Assassinatos no campo caem, mas conflitos agrários disparam no Brasil

O cenário no campo brasileiro apresenta um paradoxo alarmante: enquanto o número de assassinatos diminuiu drasticamente, os conflitos agrários registraram um aumento significativo. A Comissão Pastoral da Terra (CPT) divulgou dados que apontam para uma intensificação das tensões, com destaque para a disputa por terras e recursos naturais.
Nos primeiros seis meses de 2026, a CPT contabilizou apenas seis assassinatos no campo, uma queda expressiva em relação aos 27 registrados no mesmo período de 2025. No entanto, o número de conflitos agrários subiu de 798 para 841, indicando um aumento de 5,4%.
Esses números, que servirão de base para o relatório anual “Conflitos no Campo Brasil”, revelam um campo ainda distante da paz e onde a luta pela permanência na terra é constante. A coordenadora nacional da CPT, Cecília Gomes, atribui a escalada dos conflitos à crescente mercantilização e financeirização da terra, impulsionada pelo interesse em commodities e pelas chamadas “terras raras”. Conforme informação divulgada pela CPT, “toda essa corrida pela terra e pelo que tem na terra acontece cada vez mais no território brasileiro, no sentido da financeirização da terra”, denunciou Cecília.
Maranhão lidera ranking de conflitos agrários no país
O Maranhão se consolidou como o estado com o maior número de conflitos no campo, registrando 156 casos nos primeiros seis meses de 2026. Na sequência, aparecem Pará, com 90 ocorrências, Bahia (85), Rondônia (63) e Amazonas (63). A CPT destaca que a maioria desses conflitos está relacionada à disputa por terra, totalizando 711 casos, seguidos por conflitos por água (100) e trabalho escravo rural (30).
Violência no campo: agrotóxicos e invasões em alta
Dentro dos conflitos por terra, a violência tem se manifestado de diversas formas. A contaminação por agrotóxicos emergiu como a mais frequente, com um aumento de 98 para 169 casos. Invasões de territórios, desmatamento ilegal e ameaças de despejo também apresentaram elevação, em grande parte impulsionados pela expansão do agronegócio, especialmente no Maranhão. Cecília Gomes ressaltou a gravidade do uso de agrotóxicos, comparando-o a uma “arma química” que “vai matando o sujeito aos poucos”.
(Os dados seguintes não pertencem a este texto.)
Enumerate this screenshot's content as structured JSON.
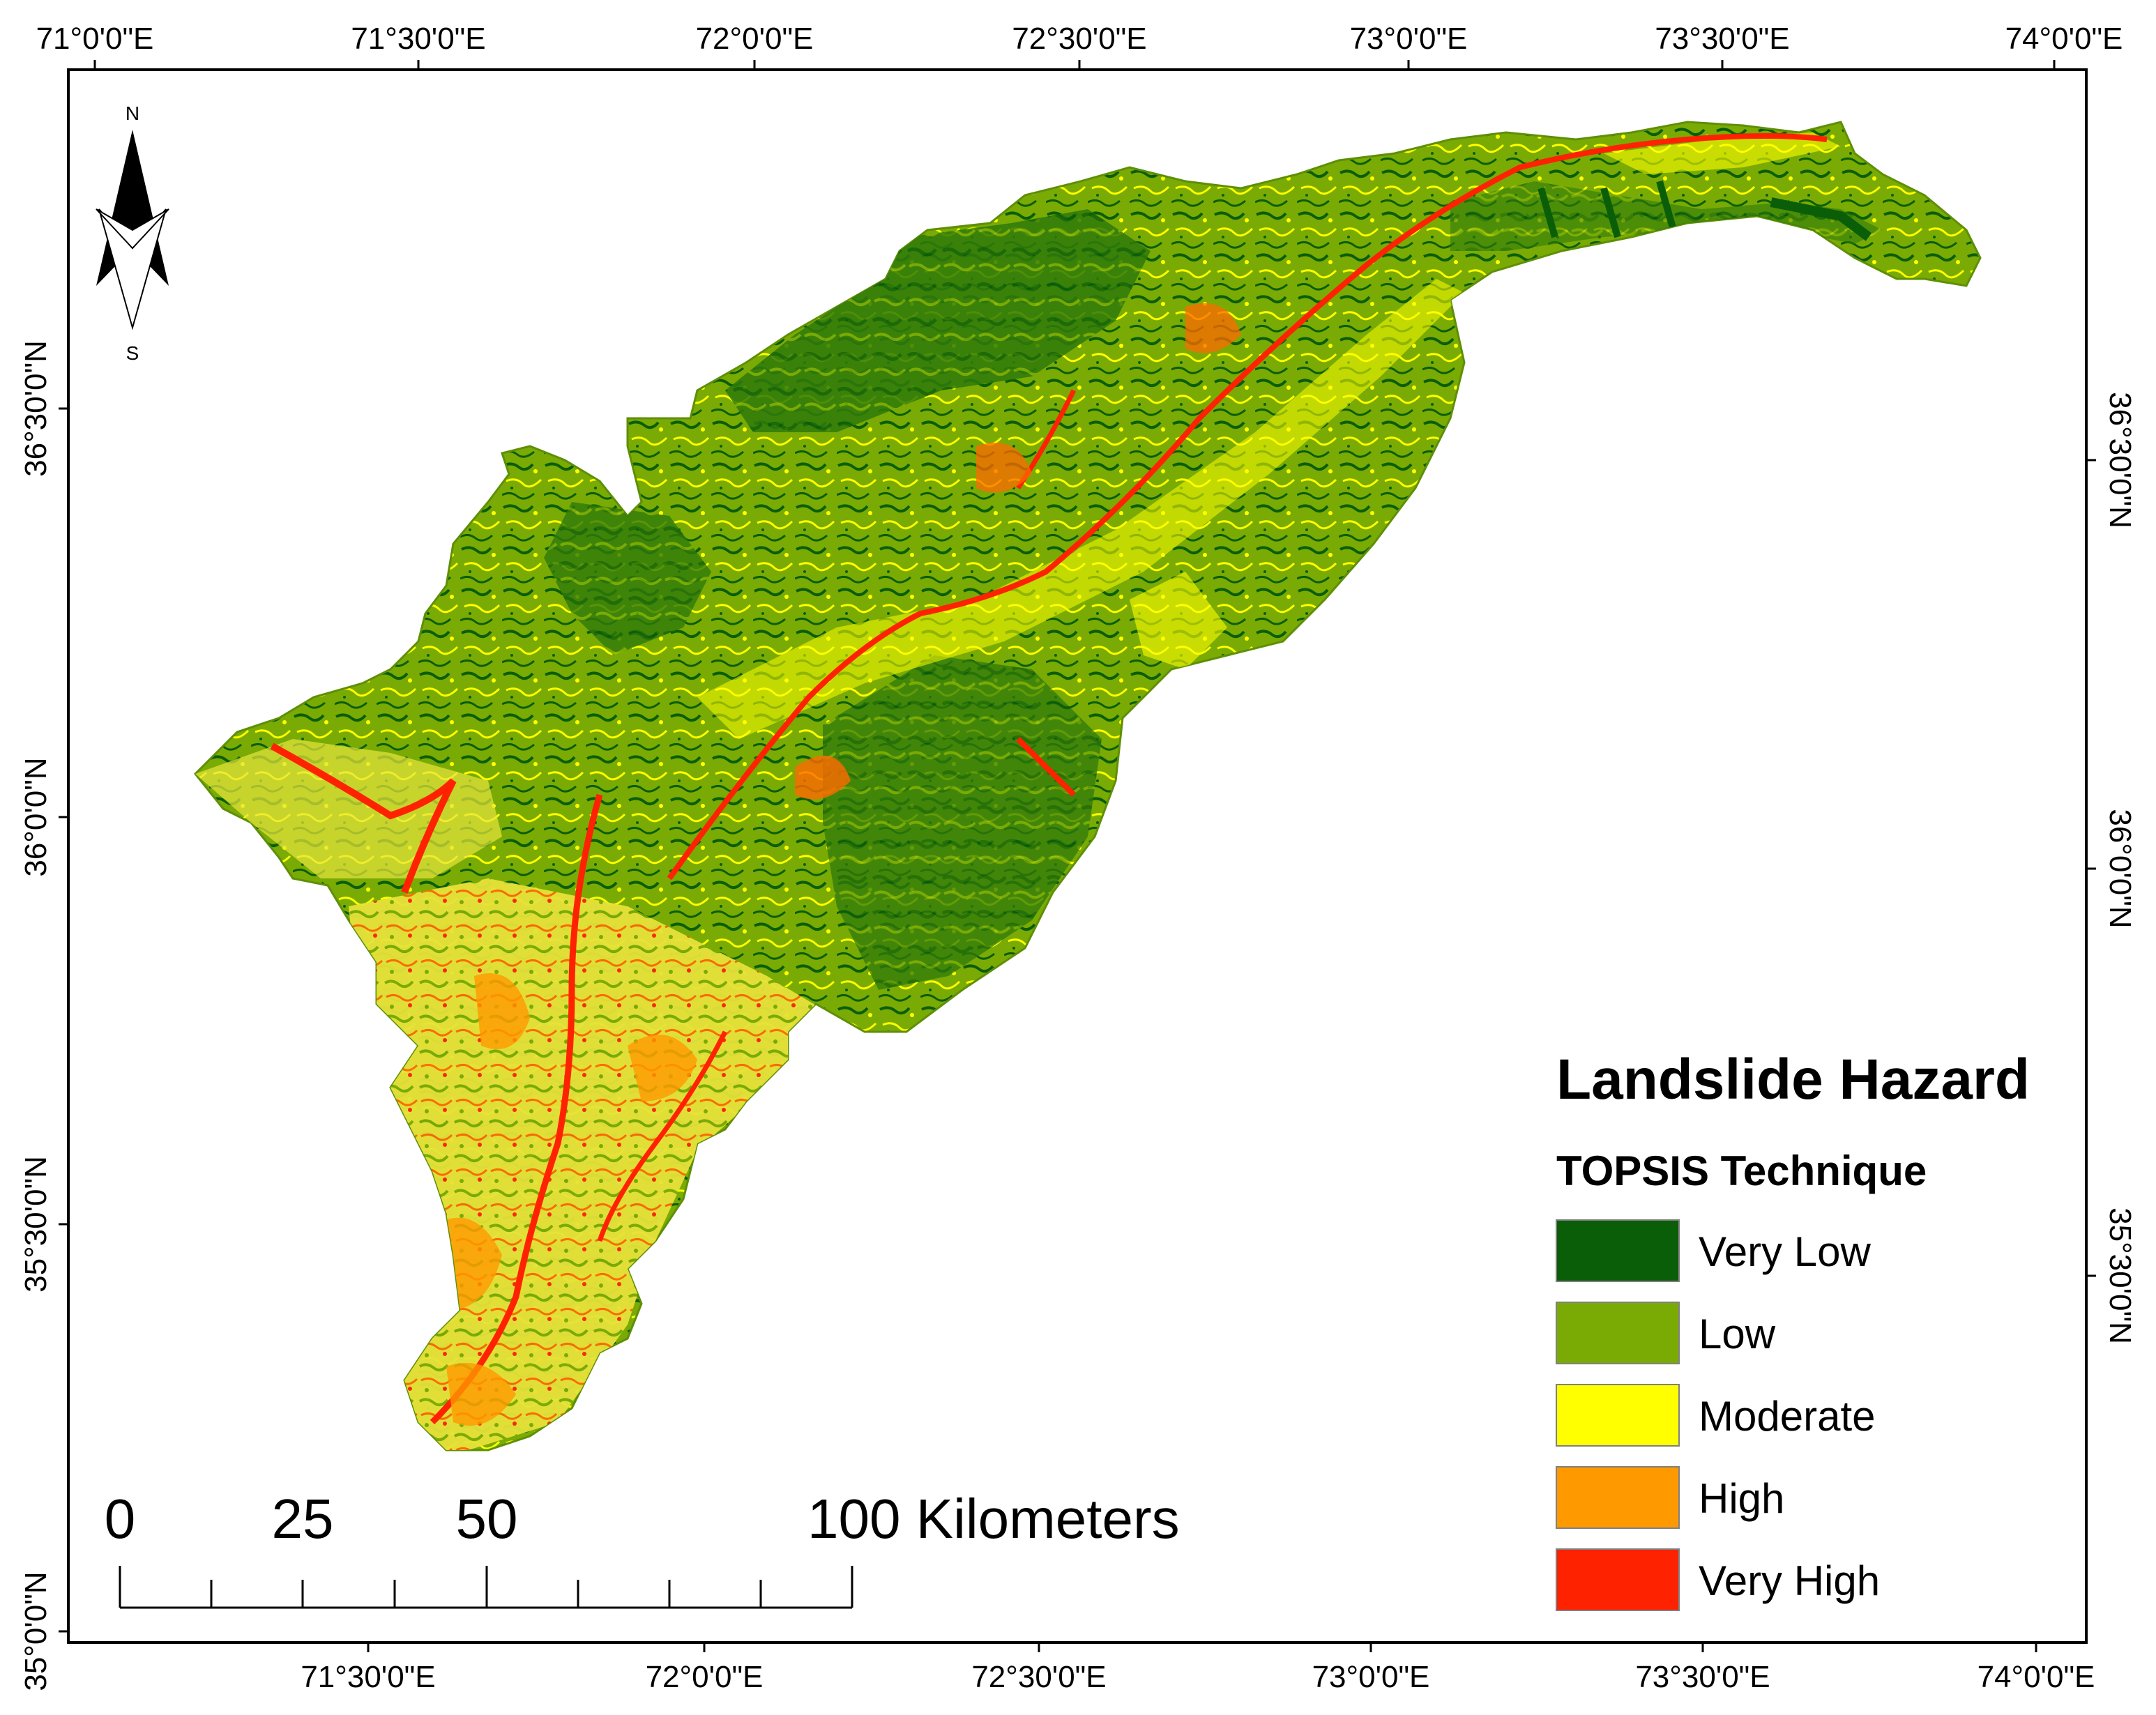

Disputa pela água e o fantasma do trabalho escravo
Os conflitos pela água também se expandiram, com 100 registros em 20 estados, um aumento significativo em relação aos 47 do mesmo período de 2025. O Pará lidera nesse quesito, com 16 ocorrências, muitas delas ligadas à luta de povos indígenas contra a privatização de rios e à atuação de garimpeiros. Já os casos de trabalho escravo rural apresentaram uma queda considerável, com 30 registros contra 101 em 2025, e o número de trabalhadores resgatados também diminuiu, de 842 para 355.
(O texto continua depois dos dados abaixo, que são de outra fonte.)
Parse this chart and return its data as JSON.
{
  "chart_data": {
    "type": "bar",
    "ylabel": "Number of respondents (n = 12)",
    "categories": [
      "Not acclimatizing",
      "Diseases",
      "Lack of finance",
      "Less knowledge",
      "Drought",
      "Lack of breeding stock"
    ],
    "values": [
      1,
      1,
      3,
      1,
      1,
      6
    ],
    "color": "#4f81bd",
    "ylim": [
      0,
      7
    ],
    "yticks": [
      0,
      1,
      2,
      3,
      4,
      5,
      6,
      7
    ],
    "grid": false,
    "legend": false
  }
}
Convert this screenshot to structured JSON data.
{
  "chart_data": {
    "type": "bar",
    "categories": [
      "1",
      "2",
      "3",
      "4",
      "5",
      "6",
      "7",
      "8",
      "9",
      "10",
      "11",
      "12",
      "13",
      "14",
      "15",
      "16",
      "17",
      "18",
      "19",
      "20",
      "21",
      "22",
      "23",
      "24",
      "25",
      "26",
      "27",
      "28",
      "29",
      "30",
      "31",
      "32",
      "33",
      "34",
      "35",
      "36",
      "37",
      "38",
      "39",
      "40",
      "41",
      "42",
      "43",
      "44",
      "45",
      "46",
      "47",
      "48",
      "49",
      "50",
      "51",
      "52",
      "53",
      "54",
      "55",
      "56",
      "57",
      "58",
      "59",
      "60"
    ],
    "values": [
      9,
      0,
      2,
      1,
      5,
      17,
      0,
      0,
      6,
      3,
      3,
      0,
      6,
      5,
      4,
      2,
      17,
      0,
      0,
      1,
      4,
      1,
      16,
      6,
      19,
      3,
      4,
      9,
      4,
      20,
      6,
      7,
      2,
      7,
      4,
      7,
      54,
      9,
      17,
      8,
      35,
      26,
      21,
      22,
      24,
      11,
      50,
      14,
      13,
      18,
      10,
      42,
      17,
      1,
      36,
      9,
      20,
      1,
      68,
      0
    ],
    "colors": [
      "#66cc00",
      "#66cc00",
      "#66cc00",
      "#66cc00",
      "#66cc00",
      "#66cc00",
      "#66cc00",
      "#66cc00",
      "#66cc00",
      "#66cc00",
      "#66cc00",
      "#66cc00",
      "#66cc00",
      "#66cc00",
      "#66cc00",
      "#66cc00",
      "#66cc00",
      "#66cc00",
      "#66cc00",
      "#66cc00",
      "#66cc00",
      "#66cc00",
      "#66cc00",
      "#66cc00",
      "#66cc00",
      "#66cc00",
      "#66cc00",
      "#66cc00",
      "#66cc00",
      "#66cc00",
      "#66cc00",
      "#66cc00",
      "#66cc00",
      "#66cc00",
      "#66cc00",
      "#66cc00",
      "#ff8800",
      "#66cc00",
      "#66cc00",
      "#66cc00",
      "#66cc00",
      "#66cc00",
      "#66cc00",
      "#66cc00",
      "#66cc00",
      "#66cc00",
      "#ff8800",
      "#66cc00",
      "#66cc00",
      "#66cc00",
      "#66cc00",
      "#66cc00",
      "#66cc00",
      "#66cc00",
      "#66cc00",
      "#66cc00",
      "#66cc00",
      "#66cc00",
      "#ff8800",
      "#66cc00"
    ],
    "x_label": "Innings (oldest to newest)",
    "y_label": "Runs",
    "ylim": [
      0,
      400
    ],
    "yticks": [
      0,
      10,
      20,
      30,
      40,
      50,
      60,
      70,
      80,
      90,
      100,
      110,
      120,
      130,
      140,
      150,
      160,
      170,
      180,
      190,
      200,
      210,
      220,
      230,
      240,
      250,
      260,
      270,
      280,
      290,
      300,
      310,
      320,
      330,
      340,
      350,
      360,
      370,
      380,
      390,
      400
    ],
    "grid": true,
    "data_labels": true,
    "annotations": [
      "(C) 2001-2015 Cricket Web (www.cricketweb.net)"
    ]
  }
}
Manifestações como ferramenta de resistência
Diante desse cenário, as manifestações se configuram como uma importante estratégia de resistência das comunidades. No primeiro semestre de 2026, foram registradas 284 manifestações, um aumento em relação às 253 do ano anterior. Atos públicos, marchas, protestos e bloqueios de rodovias são algumas das formas de mobilização que buscam a demarcação de terras, o combate aos agrotóxicos e à mineração, e a garantia de melhores condições de trabalho e de vida no campo.